Prime Minister agrees with MEP that finance minister should avoid conflicts of interest
The purest solution for Czech Finance Minister Andrej Babiš (ANO) would be to stop his business activities and concentrate on politics, Prime Minister Bohuslav Sobotka said today reacting to the criticism of Babiš by Ingeborg Gräßle, from the European Parliament (EP).
Babiš, for his part, reacted by saying he does not run a business any more, but he would not sell Agrofert, his company comprising a number of firms.
Gräßle, member of the EP budgetary control committee, criticized businessman Babiš Thursday, claiming his firms have received 2.6 million euros from European funds and saying he should give up his firms as minister to avoid a conflict of interest.
Gräßle and other EP committee members arrived in the Czech Republic to check mistakes in the use of EU funds.
“From the point of view of purity, in order to avoid questions of a possible conflict of interest, it would definitely be simplest for Mr. Babiš to end his business activities and continue to focus on politics only,” Sobotka (Social Democrats, ČSSD) said at a press conference.

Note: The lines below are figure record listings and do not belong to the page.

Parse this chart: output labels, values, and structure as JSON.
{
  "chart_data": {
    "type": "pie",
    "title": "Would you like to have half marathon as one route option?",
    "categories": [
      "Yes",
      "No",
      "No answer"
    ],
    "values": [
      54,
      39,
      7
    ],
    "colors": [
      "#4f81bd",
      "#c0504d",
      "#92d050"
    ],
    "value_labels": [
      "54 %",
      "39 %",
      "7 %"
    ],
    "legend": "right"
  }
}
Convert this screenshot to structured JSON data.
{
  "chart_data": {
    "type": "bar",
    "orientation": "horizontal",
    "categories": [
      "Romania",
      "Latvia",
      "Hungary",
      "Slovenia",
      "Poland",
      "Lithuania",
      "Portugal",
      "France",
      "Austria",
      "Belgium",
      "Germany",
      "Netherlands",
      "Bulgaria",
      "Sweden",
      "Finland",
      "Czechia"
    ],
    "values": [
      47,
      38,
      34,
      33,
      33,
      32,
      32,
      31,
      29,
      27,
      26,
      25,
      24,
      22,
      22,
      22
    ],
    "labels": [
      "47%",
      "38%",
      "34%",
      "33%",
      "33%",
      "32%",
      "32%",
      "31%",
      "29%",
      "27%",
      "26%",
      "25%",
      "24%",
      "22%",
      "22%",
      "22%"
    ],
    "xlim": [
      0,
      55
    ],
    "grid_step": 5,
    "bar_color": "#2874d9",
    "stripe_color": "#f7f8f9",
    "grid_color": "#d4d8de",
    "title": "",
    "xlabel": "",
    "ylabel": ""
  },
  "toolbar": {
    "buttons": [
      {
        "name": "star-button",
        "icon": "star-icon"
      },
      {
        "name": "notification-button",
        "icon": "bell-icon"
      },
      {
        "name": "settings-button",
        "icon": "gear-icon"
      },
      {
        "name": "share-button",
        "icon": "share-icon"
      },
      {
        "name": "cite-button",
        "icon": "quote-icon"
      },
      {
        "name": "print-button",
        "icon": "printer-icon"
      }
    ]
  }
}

Babiš said Sobotka probably does not know what it means to run a business.
“I do not run a business; I own a 100 percent stake in Agrofert without running the business myself,” Babiš told the Czech News Agency (ČTK).
“I’ve terminated my business activities. Maybe the prime minister hasn’t noticed it. Maybe the prime minister does not even have a clue what it means to run a business, and this is where the controversy lies,” Babiš said.
He said he acts only for the benefit of the state.
Babiš said he does not want to be a politician forever, and that in his opinion he has done everything to avert controversies over his possible clashes of interest.
“If Mr. Babiš decides not to terminate his business activities, and they are relatively broad — starting with agriculture and ending with the media sphere — then he must naturally be very careful not to get into a conflict of interest,” Sobotka said.
He added Babiš should expect to be under media control.
Pavel Bělobrádek, the deputy prime minister who heads the third governing party Christian Democrats (KDU-ČSL), said he would not give advice to Babiš.
“I’d leave it up to Mr. Babiš to take an approach to the issue. I definitely do not plan to challenge him directly or indirectly in this connection,” Bělobrádek said.
A lot of other politicians, too, run businesses, as there are no legislative barriers to prevent it, Bělobrádek pointed out.
Babiš, reacting to Gräßle’s statement, told ČTK he is not considering abandoning his firms.
“I am accountable to my voters, not to Gräßle, who does not have the correct information. I observe the law on conflicts of interest,” Babiš said.
In reply to a journalist’s question, Sobotka returned to a recent criticism of the online server Echo24 by Babiš.
“This was something that is by no means part of the government’s policy and just as the statements by [Justice] Minister Helena Válková about what was going on here during World War II, it is a problem of Mr. Babiš and of the ANO movement,” Sobotka said.
Válková, nominated to the government by ANO, told Echo24 recently that “nothing terrible” happened to the Czechs during World War II.
She later said in a press release she compared the situation with that in Poland and the Soviet Union and that she considers what happened in the Protectorate of Bohemia and Moravia inexcusable.